Tom Bevan from RealClearPolitics asked me in a radio interview on Sunday, “What about the public? Don’t they matter?” This is a critically important issue.
To begin with, Edmund Burke would tell conservatives that they owe the country and their constituents more than an echo of passing public opinion:
[Voters'] wishes ought to have great weight with him; their opinion, high respect; their business, unremitted attention. It is his duty to sacrifice his repose, his pleasures, his satisfactions, to theirs; and above all, ever, and in all cases, to prefer their interest to his own. But his unbiased opinion, his mature judgment, his enlightened conscience, he ought not to sacrifice to you, to any man, or to any set of men living. . . . Your representative owes you, not his industry only, but his judgment; and he betrays, instead of serving you, if he sacrifices it to your opinion.
We should expect elected officials in a representative democracy to exercise their independent judgment. This is especially true in national security, when they have access to more information than the average person, and hopefully more expertise. (Granted some of the comments suggest otherwise.) And of course in elections voters ultimately have the last say.
But in the case of Syria specifically public opinion is muddled at best. CNN reports: “Fifty-nine percent of people questioned say they don’t think Congress should pass a resolution that would authorize military action against Syria for a 60- to 90-day period and bar the use of U.S. ground troops, while about four in 10 approve of such a resolution.” However, it is a bit more complicated than that:
Hawkish Republicans and moderate Democrats say the United States should strike, while the libertarian wing of the GOP says involvement is not in the U.S. interest. Liberal Democrats say there are alternatives to military action that haven’t been exhausted.

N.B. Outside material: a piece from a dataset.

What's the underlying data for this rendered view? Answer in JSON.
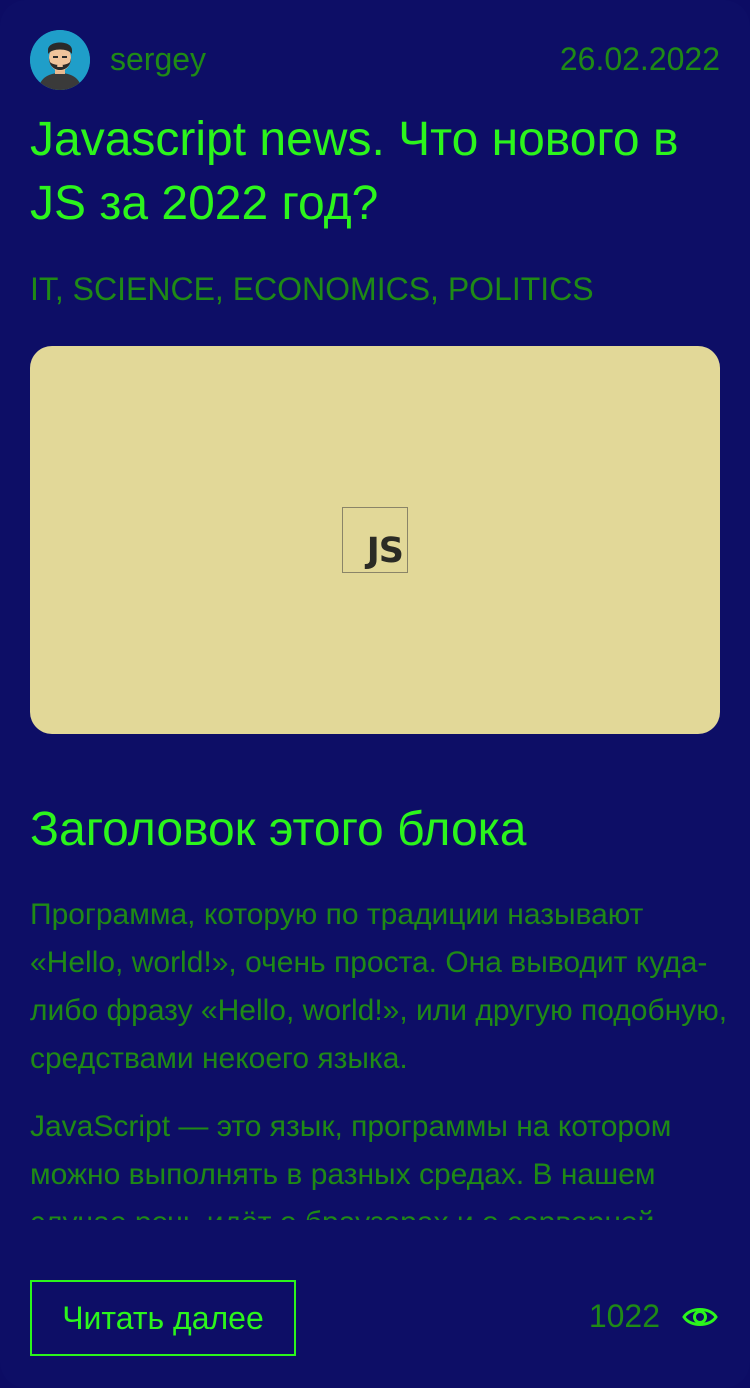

The poll also suggests those surveyed who identified themselves as Democrats and Republicans don’t see eye-to-eye on the resolution. “Fifty-six percent of Democrats think Congress should pass it, but only 36% of Republicans and 29% of independents say the same. . . . If Congress does authorize military action, the gap between Democrats and Republicans shrinks to just four points, with 51% of Democrats and 47% of Republicans favoring military action. And if Congress rejects the resolution authorizing military action, large numbers in both parties oppose airstrikes.”

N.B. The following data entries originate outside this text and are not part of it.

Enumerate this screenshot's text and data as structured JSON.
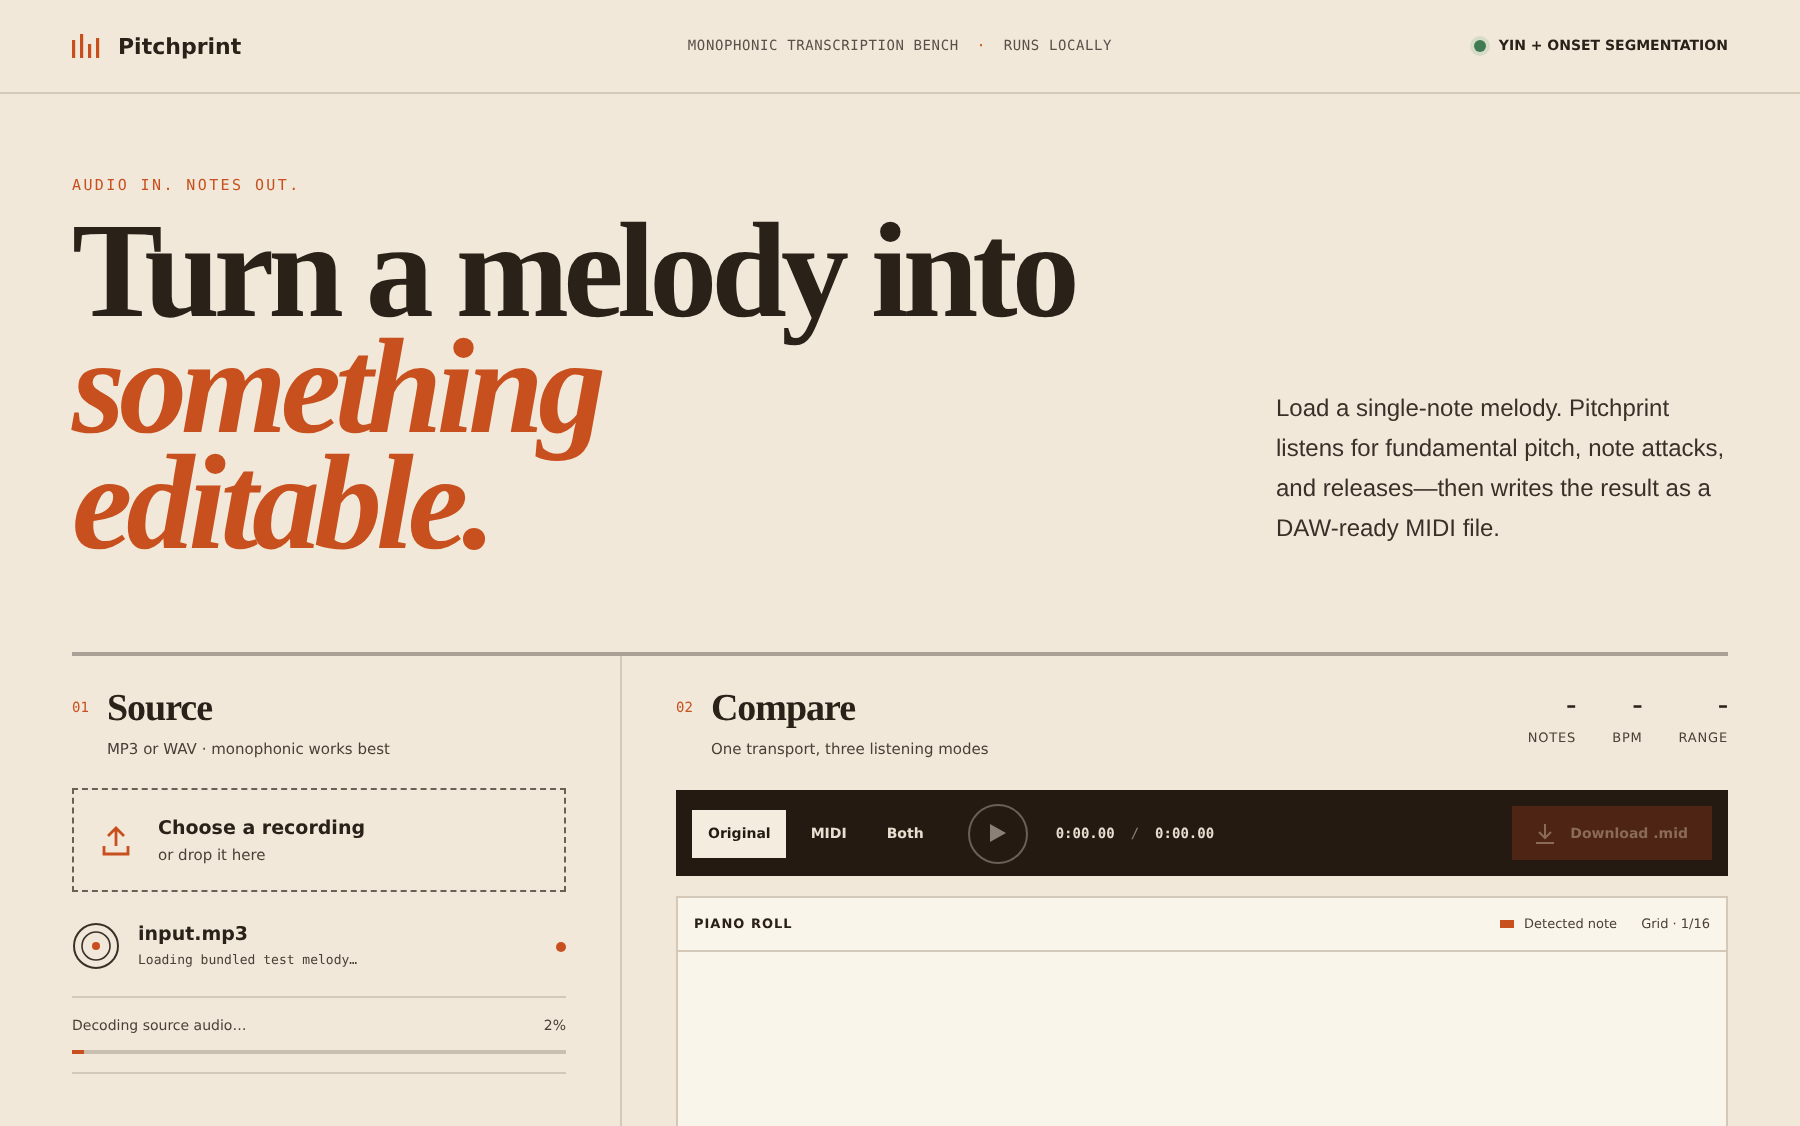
{
  "header": {
    "brand": "Pitchprint",
    "tagline": "MONOPHONIC TRANSCRIPTION BENCH",
    "separator": "·",
    "mode": "RUNS LOCALLY",
    "engine": "YIN + ONSET SEGMENTATION"
  },
  "hero": {
    "eyebrow": "AUDIO IN. NOTES OUT.",
    "title_lines": [
      {
        "text": "Turn a melody into",
        "kind": "plain"
      },
      {
        "text": "something",
        "kind": "accent"
      },
      {
        "text": "editable.",
        "kind": "accent"
      }
    ],
    "description": "Load a single-note melody. Pitchprint listens for fundamental pitch, note attacks, and releases—then writes the result as a DAW-ready MIDI file."
  },
  "source": {
    "number": "01",
    "title": "Source",
    "subtitle": "MP3 or WAV · monophonic works best",
    "dropzone": {
      "title": "Choose a recording",
      "hint": "or drop it here"
    },
    "file": {
      "name": "input.mp3",
      "status": "Loading bundled test melody…",
      "busy": true
    },
    "progress": {
      "label": "Decoding source audio…",
      "reading": "2%",
      "level": 0.02
    }
  },
  "compare": {
    "number": "02",
    "title": "Compare",
    "subtitle": "One transport, three listening modes",
    "stats": [
      {
        "value": "–",
        "label": "NOTES"
      },
      {
        "value": "–",
        "label": "BPM"
      },
      {
        "value": "–",
        "label": "RANGE"
      }
    ],
    "modes": [
      {
        "label": "Original",
        "selected": true
      },
      {
        "label": "MIDI",
        "selected": false
      },
      {
        "label": "Both",
        "selected": false
      }
    ],
    "time": "0:00.00",
    "separator": "/",
    "duration": "0:00.00",
    "download": {
      "label": "Download .mid",
      "disabled": true
    },
    "piano_roll": {
      "title": "PIANO ROLL",
      "legend": "Detected note",
      "grid": "Grid · 1/16"
    }
  }
}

This suggests a few things. Most important, more than lawmakers, Democratic voters are rallying (somewhat) to the president, perhaps realizing this is now about his political viability. In addition, if a lawmaker is from a blue district or state, he or she can be assured that a majority of his Democratic constituents (a majority of the majority, if you will) support military strikes. And, finally, the rationale that we shouldn’t go to war without public backing is belied by voters’ support if Congress approves action. They will rally to support the war, if Congress backs the president.
This last point is powerful evidence of the president’s foolishness in allowing a vote in the first place. He may have freaked out over polling that may well have changed the moment he ordered strikes. And when an operation is successful, the public has a way of getting on board (as was the case with Bill Clinton’s action in Serbia).
Voters are often of two minds, particularly when it comes to foreign policy. They don’t want WMD use to go unpunished, but they oppose the punishment. They don’t want Congress to approve the action, but they’ll support the action if it does. One can’t construct a foreign policy based on the jumble of contradictory impulses.
This is why a president’s leadership is so crucial on matters of war and peace. He has to be the one to make sense out of a challenge, lay out a rationale, explain it to the people and yes, if national security beckons, disregard fleeting antipathy toward military action, most especially when the action is limited in nature and duration. President Obama’s refusal to do so until now is among his greatest missteps.
The bottom line for lawmakers, then, is: Man up and put aside the polls! They have an obligation to inform themselves and vote their conscience; if they and the president lead, the public, I strongly suspect, will follow.